Superior product mix holds Hero high

Parvatha Vardhini CBL Research Bureau Updated - October 23, 2013 at 10:06 PM.

Despite the sale of commuter segment bikes such as Dawn, Deluxe, Splendor and Passion faltering in recent times, Hero MotoCorp has once again put up a strong show in the second quarter. The segment, which brings in about 70 per cent of the total volumes for the company, witnessed a 4 per cent drop in volumes year-on-year. However, double-digit volume growth in other segments, such as scooters, deluxe and premium bikes, helped net sales move up 10.4 per cent over the September 2012 quarter, to Rs 5,726 crore.

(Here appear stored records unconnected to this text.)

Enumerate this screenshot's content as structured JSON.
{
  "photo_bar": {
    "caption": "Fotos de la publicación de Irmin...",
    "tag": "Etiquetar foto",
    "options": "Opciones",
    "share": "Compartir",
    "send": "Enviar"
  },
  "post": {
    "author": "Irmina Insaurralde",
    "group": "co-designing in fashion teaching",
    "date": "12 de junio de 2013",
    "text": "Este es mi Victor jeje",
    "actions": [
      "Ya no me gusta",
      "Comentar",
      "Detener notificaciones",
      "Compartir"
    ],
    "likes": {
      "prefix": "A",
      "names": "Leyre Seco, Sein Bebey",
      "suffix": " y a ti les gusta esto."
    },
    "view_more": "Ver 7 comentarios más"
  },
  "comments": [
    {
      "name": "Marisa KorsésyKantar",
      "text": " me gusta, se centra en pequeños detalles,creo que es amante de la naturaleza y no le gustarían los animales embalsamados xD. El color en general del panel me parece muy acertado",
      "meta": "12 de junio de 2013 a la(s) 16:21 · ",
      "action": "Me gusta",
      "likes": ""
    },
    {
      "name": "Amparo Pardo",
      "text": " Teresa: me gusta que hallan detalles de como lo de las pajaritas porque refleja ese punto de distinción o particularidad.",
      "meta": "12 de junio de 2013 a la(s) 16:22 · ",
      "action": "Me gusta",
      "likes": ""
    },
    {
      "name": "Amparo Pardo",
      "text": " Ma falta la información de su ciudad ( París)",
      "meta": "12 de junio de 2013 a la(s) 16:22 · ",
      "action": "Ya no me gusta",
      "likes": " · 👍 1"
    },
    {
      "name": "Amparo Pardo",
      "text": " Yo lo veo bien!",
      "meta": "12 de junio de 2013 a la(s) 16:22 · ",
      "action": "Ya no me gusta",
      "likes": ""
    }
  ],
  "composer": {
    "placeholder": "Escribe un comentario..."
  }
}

While the company did not make any price increases during the quarter, the superior product mix, along with a reduction in raw material costs (from 74 per cent of sales to 71 per cent) helped margins expand. Operating margins for the September 2013 quarter stood at 14.5 per cent (13.5 per cent). Considering the favourable operating parameters, profit growth should have been healthier than the 9.3 per cent posted. But a doubling of tax expenses, thanks to the weaning away of tax benefits for the Haridwar plant, has played spoilsport.

Outlook

The company has been able to maintain stable margins of 14.5 per cent in the first half of the year. But increased prices of inputs such as steel, copper and rubber are expected to be passed on with a lag, which may pressurise the margins in the next two quarters. This could be mitigated to a certain extent by the Rs 500-Rs 1,500 price increase taken by the company in the first week of October.

With festival season sales so far going strong, a turnaround in demand for entry-level bikes will be just what the doctor ordered. More so, because good monsoons indicate a traction in rural sales, which is the key customer segment for these bikes.